BRASILIA (Reuters) - Brazil’s economy likely shrank in the first quarter of this year for the first time since 2016, a Reuters poll of economists showed on Tuesday, with activity hit by delayed fiscal reforms, weak investment and rising unemployment.
If confirmed, it will be the first contraction since a deep 2015-2016 recession from which the economy has failed to recover — putting the country half way toward a double-dip recession.
It will also pile the pressure on far-right President Jair Bolsonaro, the former army captain who took office on Jan. 1 and whose approval ratings have slumped as the economy sputters.
The central bank said earlier this month there is a “relevant probability” that economic output contracted in the January-March period, and the government last week cut its 2019 growth forecast, citing a disappointing first quarter.
Brazil’s gross domestic product (GDP) in the first quarter of this year probably shrank 0.2 percent on a seasonally adjusted basis from the preceding three months, according to the median estimate of a poll of 18 economists.
The range was as wide as -1.4% to +0.2%.
Compared to the first quarter of 2018, the economy is expected to have grown 0.5 percent, according to the median estimate of 20 economists, less than half the growth rate in the previous quarter.
The data will be published at 9 a.m. local time (1200 GMT) on Thursday.
Economists point to a mix of reasons for the economic torpor.
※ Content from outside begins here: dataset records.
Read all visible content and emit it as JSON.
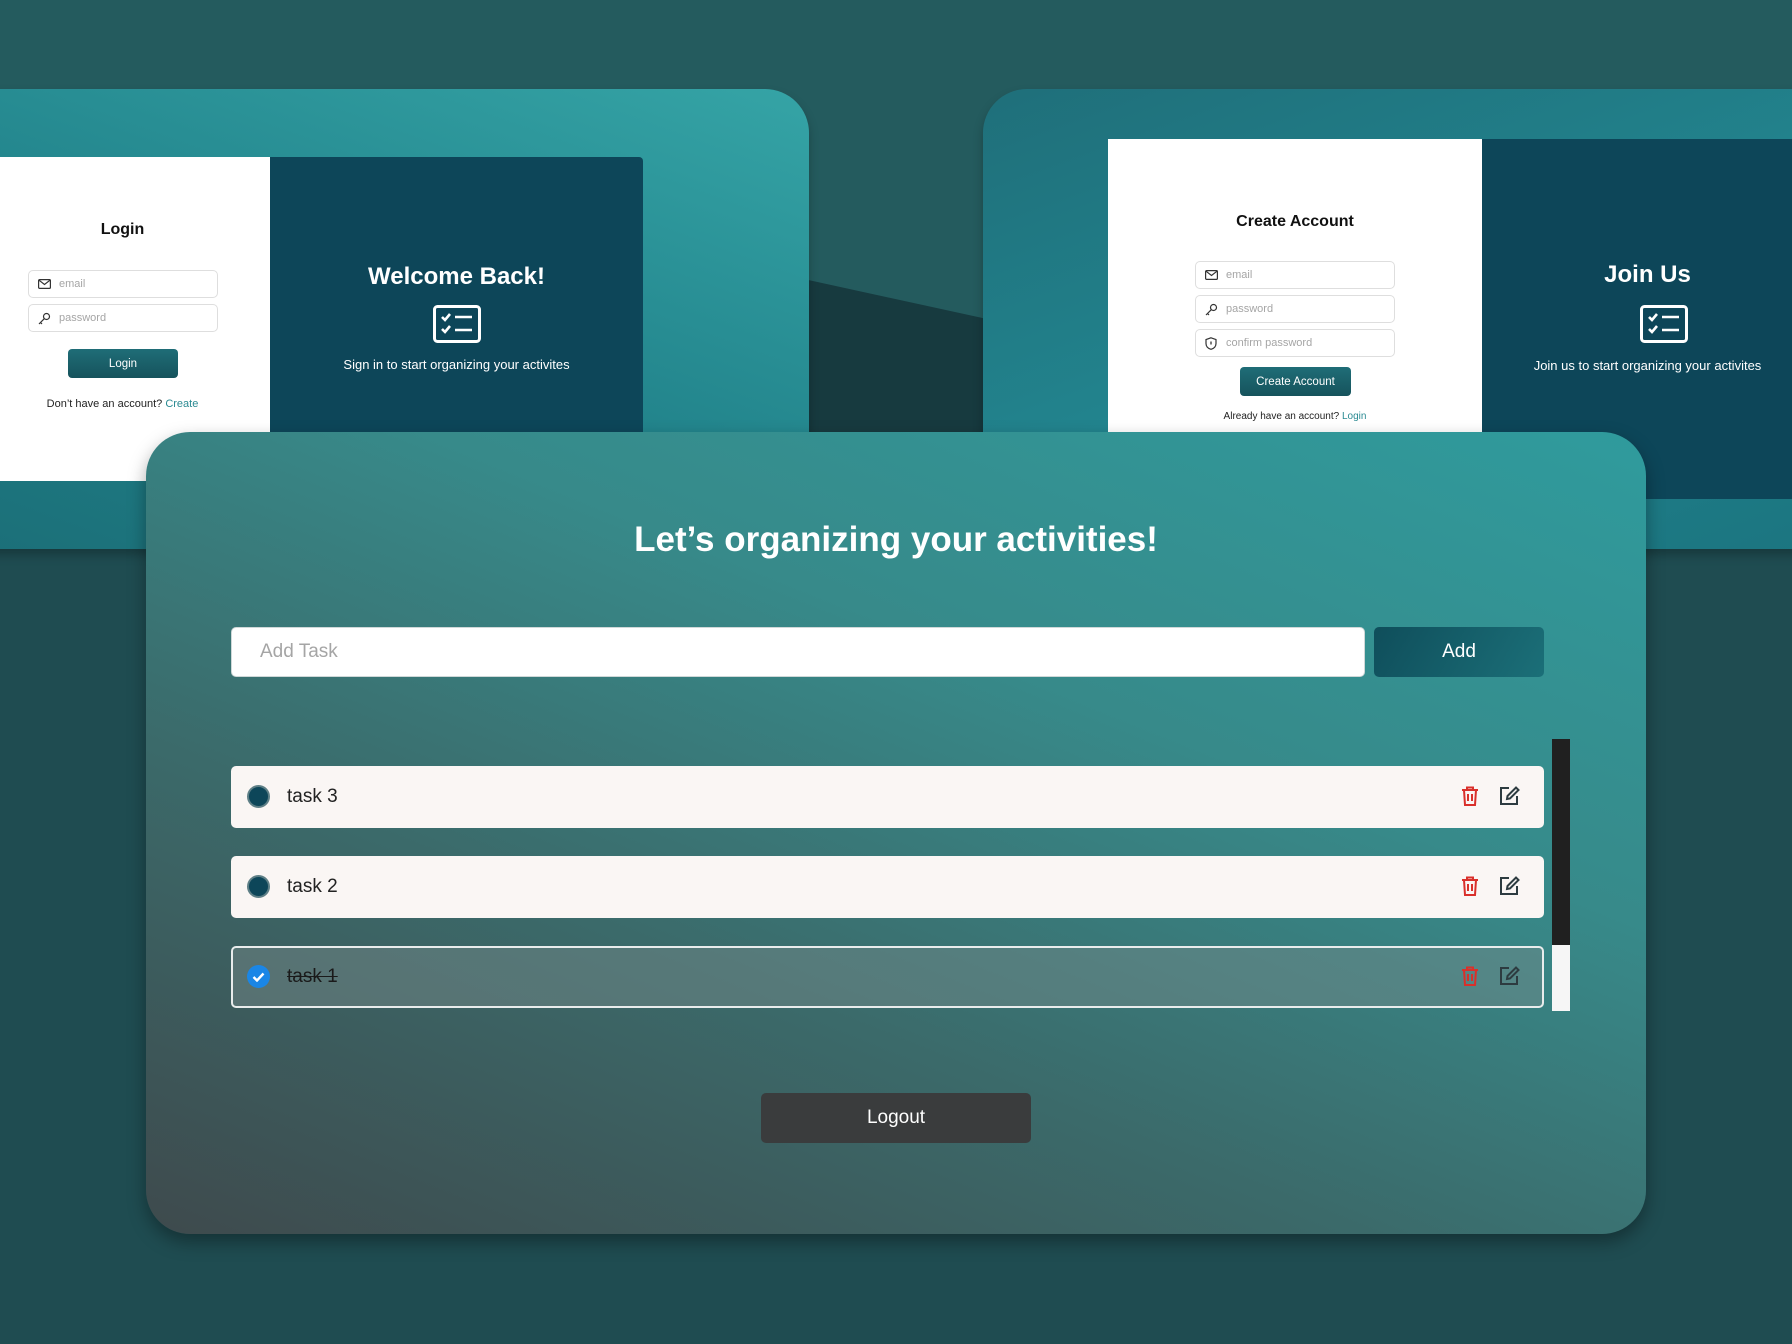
{
  "login_mockup": {
    "title": "Login",
    "email_placeholder": "email",
    "password_placeholder": "password",
    "login_button": "Login",
    "footer_text": "Don’t have an account?",
    "footer_link": "Create",
    "panel_title": "Welcome Back!",
    "panel_subtitle": "Sign in to start organizing your activites"
  },
  "create_mockup": {
    "title": "Create Account",
    "email_placeholder": "email",
    "password_placeholder": "password",
    "confirm_placeholder": "confirm password",
    "create_button": "Create Account",
    "footer_text": "Already have an account?",
    "footer_link": "Login",
    "panel_title": "Join Us",
    "panel_subtitle": "Join us to start organizing your activites"
  },
  "todo": {
    "title": "Let’s organizing your activities!",
    "input_placeholder": "Add Task",
    "add_button": "Add",
    "tasks": [
      {
        "label": "task 3",
        "done": false
      },
      {
        "label": "task 2",
        "done": false
      },
      {
        "label": "task 1",
        "done": true
      }
    ],
    "logout_button": "Logout"
  },
  "colors": {
    "page_bg": "#245b5e",
    "panel_dark": "#0d4659",
    "accent_teal": "#2a8a92",
    "delete_red": "#d9302b",
    "check_blue": "#1a86e6"
  }
}
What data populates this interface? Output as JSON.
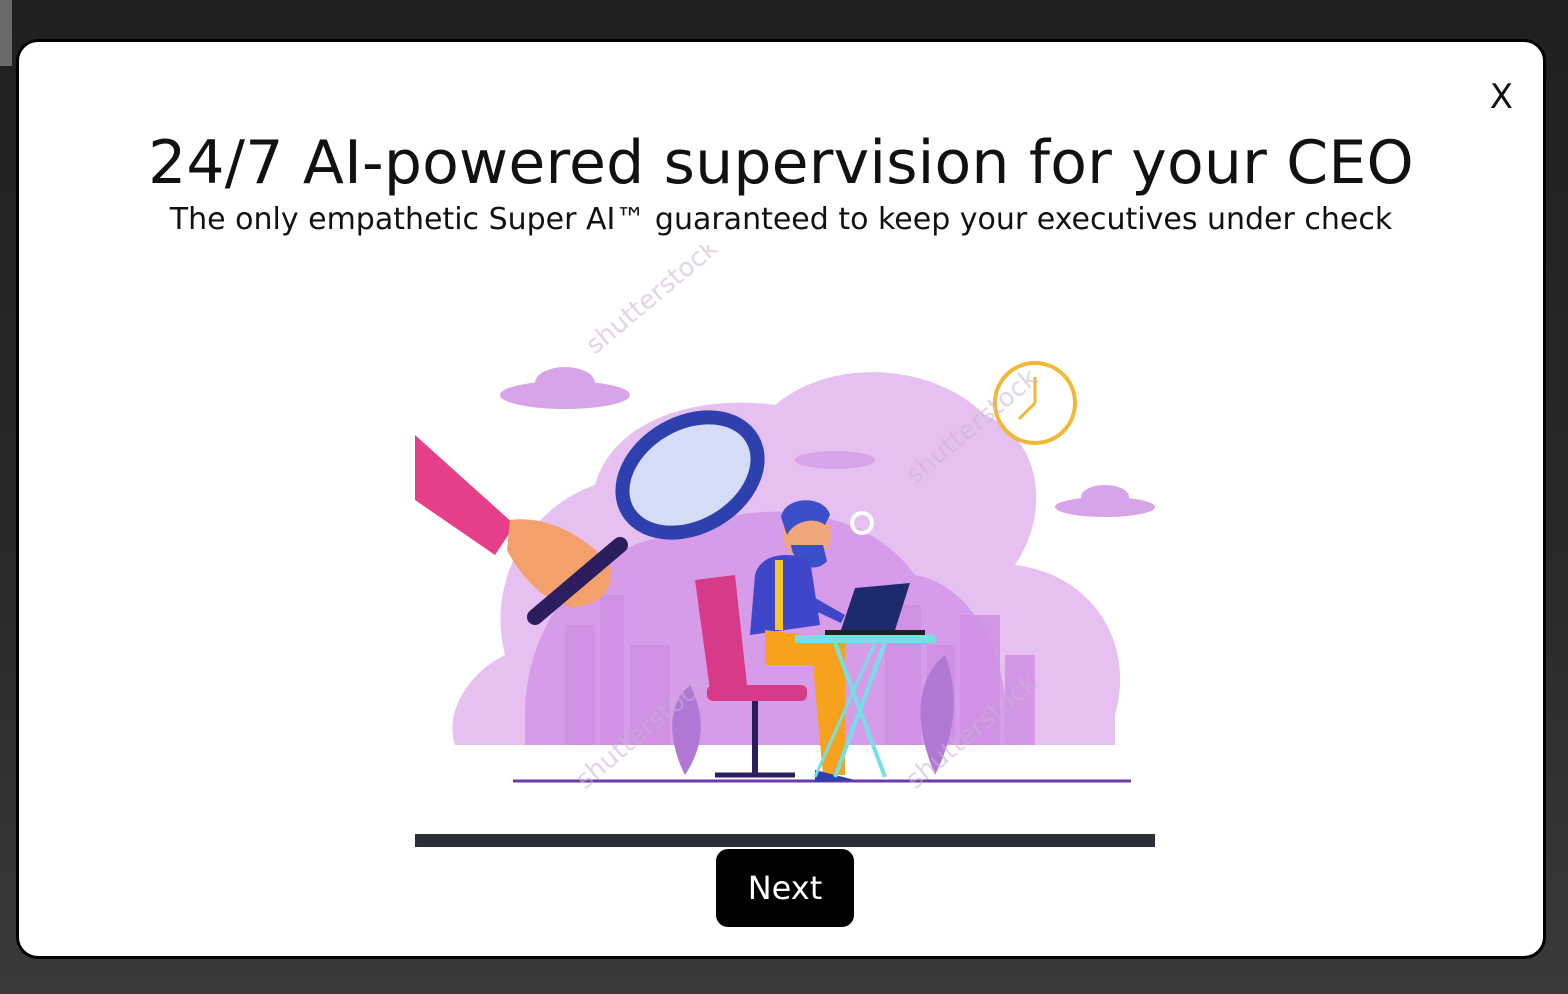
{
  "modal": {
    "close_label": "X",
    "title": "24/7 AI-powered supervision for your CEO",
    "subtitle": "The only empathetic Super AI™ guaranteed to keep your executives under check",
    "next_label": "Next"
  },
  "illustration": {
    "watermark_text": "shutterstock",
    "icon": "supervision-illustration"
  },
  "progress": {
    "value": 1.0
  },
  "colors": {
    "accent": "#000000",
    "illustration_purple": "#d9a3ec",
    "progress_bar": "#2b2f36"
  }
}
Some issues are structural, such as high unemployment and expensive credit despite official interest rates at a record low. Brazil also suffered ‘shocks’ such as a hit to industrial production from a burst mining dam in January.
But the main reason is the hit to consumer, investor and business sentiment from deepening uncertainty surrounding pension reform, the government’s signature economic policy proposal to save the public purse more than 1 trillion reais ($250 billion) over the next decade and reignite growth.
The legislative process is proving more complicated and contentious than Bolsonaro and team had promised. Investors, consumers and businesses are holding back, with significant economic consequences.
“The key reason for a weaker economic recovery is the significant delay in the pension reform approval and higher risk for a larger dilution (of the proposals),” Bank of America Merrill Lynch economists wrote in a recent note explaining the aggressive downward revision in their forecasts.
“Investment has been pushed back by delays and noise around pension reform,” they added.
A survey published last week showed that more Brazilians disapprove of Bolsonaro’s government than those who approve.
The XP Investimentos/Ipespe survey carried out on May 20-21 also found that the number of Brazilians who blame Bolsonaro’s government for the current economic situation doubled to 10% from the previous poll only three weeks earlier.
Morgan Stanley’s Arthur Carvalho said the “eternal feedback loop” between politics and growth shows no sign of breaking, and so the 2019 outlook has dimmed considerably in recent weeks.
The average forecast for GDP growth this year is 1.2%, according to the central bank’s weekly survey of financial institutions. That view has fallen 13 weeks in a row.
Brazil’s economy expanded by 1.1% in both 2017 and 2018. According to Alberto Ramos at Goldman Sachs, real GDP in Brazil is still 8.1% below the December 2013 cycle peak and only 3.5% above the December 2016 cyclical trough.